The frunk has been adopted as the name of a front storage area on electric vehicles where they fill the space previously taken up by an internal combustion engine. (The name is a shortened version of "front trunk.")
The Lightning bin was converted from compression molded SMC to a long-fiber, glass-reinforced polypropylene molded by Cascade Engineering of Grand Rapids, Mich., on a 4,000-ton press. The injection molded part is 48 percent lighter and can be molded 37 percent faster than the previous version. Celanese Corp. supplies the PP and Commercial Tool Group is the mold maker. The part also took the top prize in the Body Interior category.

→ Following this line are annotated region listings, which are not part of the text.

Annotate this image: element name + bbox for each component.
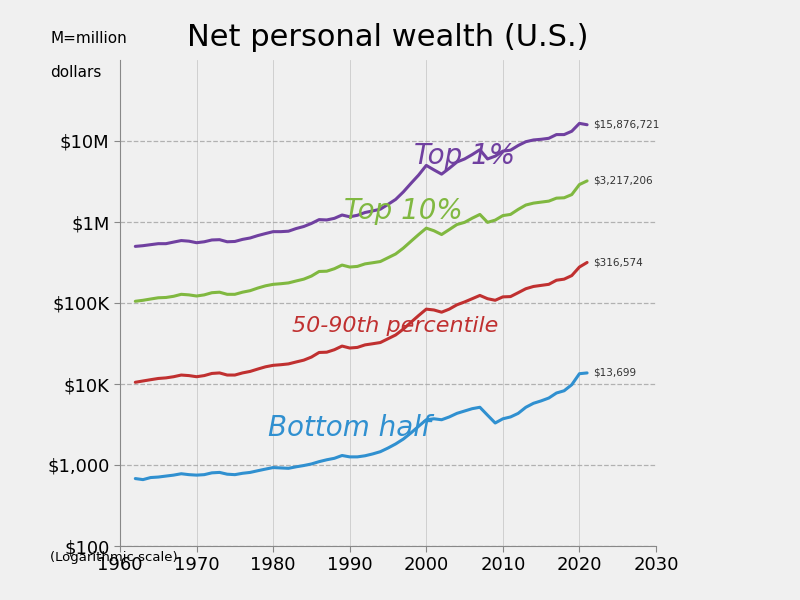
Text: 50-90th percentile: 50-90th percentile xyxy=(293,316,499,336)
Text: Bottom half: Bottom half xyxy=(268,413,431,442)
Title: Net personal wealth (U.S.): Net personal wealth (U.S.) xyxy=(187,23,589,52)
Text: $316,574: $316,574 xyxy=(594,257,643,268)
Text: $13,699: $13,699 xyxy=(594,368,636,378)
Text: $3,217,206: $3,217,206 xyxy=(594,176,653,186)
Text: dollars: dollars xyxy=(50,65,102,80)
Text: (Logarithmic scale): (Logarithmic scale) xyxy=(50,551,178,564)
Text: $15,876,721: $15,876,721 xyxy=(594,120,659,130)
Text: Top 10%: Top 10% xyxy=(344,197,462,224)
Text: M=million: M=million xyxy=(50,31,127,46)
Text: Top 1%: Top 1% xyxy=(414,142,515,170)
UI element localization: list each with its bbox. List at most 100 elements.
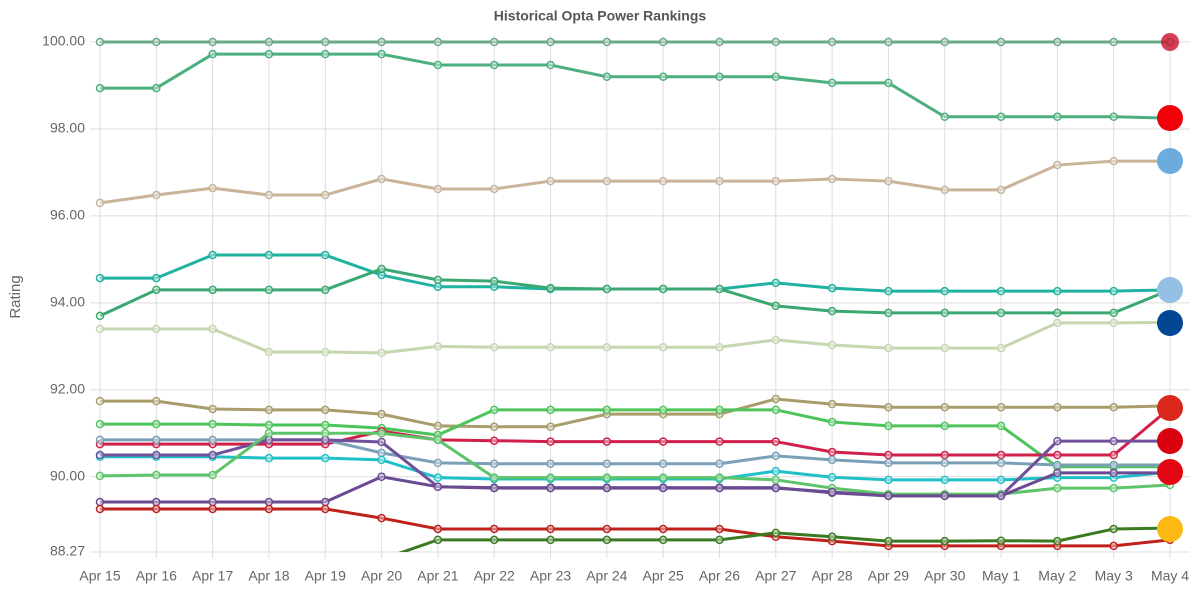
point [264,504,274,514]
point [771,278,781,288]
point [208,404,217,414]
point [264,49,274,59]
point [433,421,443,431]
point [1053,436,1062,446]
series-line [100,408,1170,469]
point [152,83,161,93]
labels: 88.27 90.00 92.00 94.00 96.00 98.00 100.00 Apr … [42,33,1189,584]
point [377,448,386,458]
point [489,405,499,415]
point [489,436,499,445]
point [602,37,612,47]
x-tick-label: Apr 17 [192,568,233,584]
point [152,190,161,200]
y-tick-label: 100.00 [42,33,85,49]
series-line [100,253,1171,293]
point [208,504,217,514]
point [602,437,612,446]
point [321,285,330,295]
point [377,37,386,47]
point [996,343,1006,353]
series-line [100,397,1171,429]
x-tick-label: Apr 22 [474,568,515,584]
point [940,308,949,318]
point [264,420,274,430]
point [489,37,499,47]
badge [1157,459,1183,485]
point [827,447,837,457]
point [1109,402,1118,412]
point [208,37,217,47]
point [95,37,105,47]
point [884,37,893,47]
point [827,37,837,47]
point [884,536,893,546]
point [377,348,386,358]
point [95,198,105,208]
point [602,284,612,294]
point [321,347,330,357]
badge [1157,428,1183,454]
point [884,475,893,485]
series-line [100,52,1171,120]
point [658,524,668,534]
point [1053,468,1062,478]
point [264,453,274,463]
badge [1157,277,1183,303]
y-tick-label: 88.27 [50,543,85,559]
point [940,536,949,546]
x-tick-label: Apr 16 [136,568,177,584]
point [546,37,555,47]
point [208,435,217,445]
point [658,37,668,47]
point [489,524,499,534]
badge [1157,105,1183,131]
point [996,450,1006,460]
point [996,475,1006,485]
point [546,60,555,70]
point [546,483,555,493]
point [264,347,274,357]
point [771,466,781,476]
x-tick-label: Apr 21 [417,568,458,584]
point [546,283,555,293]
point [996,536,1006,545]
point [95,311,105,321]
point [996,402,1006,412]
point [1109,468,1118,478]
point [546,473,555,482]
point [433,342,443,351]
point [1109,112,1118,122]
point [152,450,161,460]
point [489,535,499,545]
point [95,83,105,93]
point [321,504,330,514]
point [715,37,724,47]
point [1053,308,1062,318]
point [658,342,668,352]
point [1053,483,1062,493]
point [884,286,893,296]
point [940,458,949,468]
point [321,405,330,415]
point [940,343,949,353]
point [264,497,274,507]
point [996,308,1006,318]
point [152,497,161,507]
point [208,419,217,429]
x-tick-label: Apr 18 [248,568,289,584]
point [1109,37,1118,47]
point [377,437,386,447]
point [715,473,724,482]
point [152,435,161,445]
x-tick-label: Apr 29 [868,568,909,584]
point [1053,160,1062,170]
series-line [100,471,1170,504]
point [208,450,217,460]
point [1053,318,1062,328]
series-line [100,406,1171,457]
x-tick-label: Apr 20 [361,568,402,584]
point [827,417,837,427]
point [715,176,724,186]
point [940,421,949,431]
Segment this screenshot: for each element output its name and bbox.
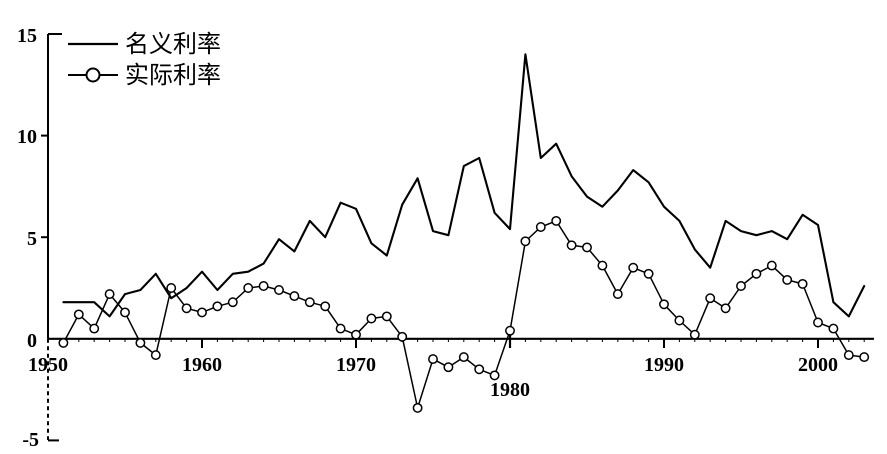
svg-text:10: 10 bbox=[17, 126, 37, 148]
svg-text:名义利率: 名义利率 bbox=[125, 31, 221, 58]
svg-text:1990: 1990 bbox=[644, 354, 684, 376]
svg-text:1980: 1980 bbox=[490, 379, 530, 401]
svg-text:0: 0 bbox=[27, 330, 37, 352]
svg-text:实际利率: 实际利率 bbox=[125, 62, 221, 89]
svg-text:-5: -5 bbox=[22, 429, 39, 451]
svg-text:2000: 2000 bbox=[798, 354, 838, 376]
svg-text:1960: 1960 bbox=[182, 354, 222, 376]
svg-text:15: 15 bbox=[17, 25, 37, 47]
svg-text:1970: 1970 bbox=[336, 354, 376, 376]
svg-text:5: 5 bbox=[27, 228, 37, 250]
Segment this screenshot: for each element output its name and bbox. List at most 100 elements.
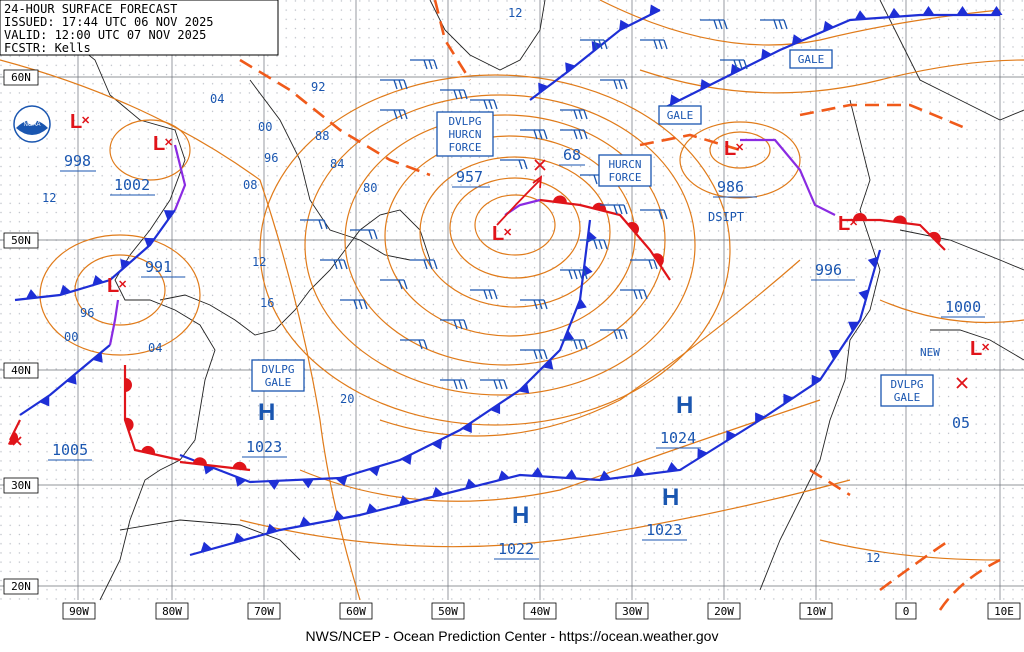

The frunk on Ford's other high-profile electric car, the Mustang Mach E, took the top prize for sustainability for replacing virgin thermoplastic polyolefin with a TPO from Advanced Composites Inc. made with 20 percent recycled material sourced from yogurt cups and packaging materials. The one-piece part also eliminates two metal brackets, cutting 3 kilograms. IAC Group injection molds the frunk with tools from HS Inc.
Other awards went to:
• General Motors Co. for a hybrid battery interconnect board in the aftermarket and specialty vehicle category.
• Rivian LLC took the body exterior part category with a thermoplastic split gate rear closure system.
• GM for the battery disconnect unit on the GMC Hummer EV in the electric and autonomous vehicle category.
• GM won for materials for the use of RTP Co. fire-resistant polymer on the sideplates of the battery module on the Corvette E-Ray.
• The process/assembly/enabling technologies category went to Toyota for a seat module used on the Toyota Grand Highlander.
• GM took the safety category for intumescent terminal covers that can reduce the risk of thermal runaway on the Cadillac Lyriq and GMC Hummer.
• The vehicle engineering team award went to GM's 2024 Chevrolet Corvette E-Ray.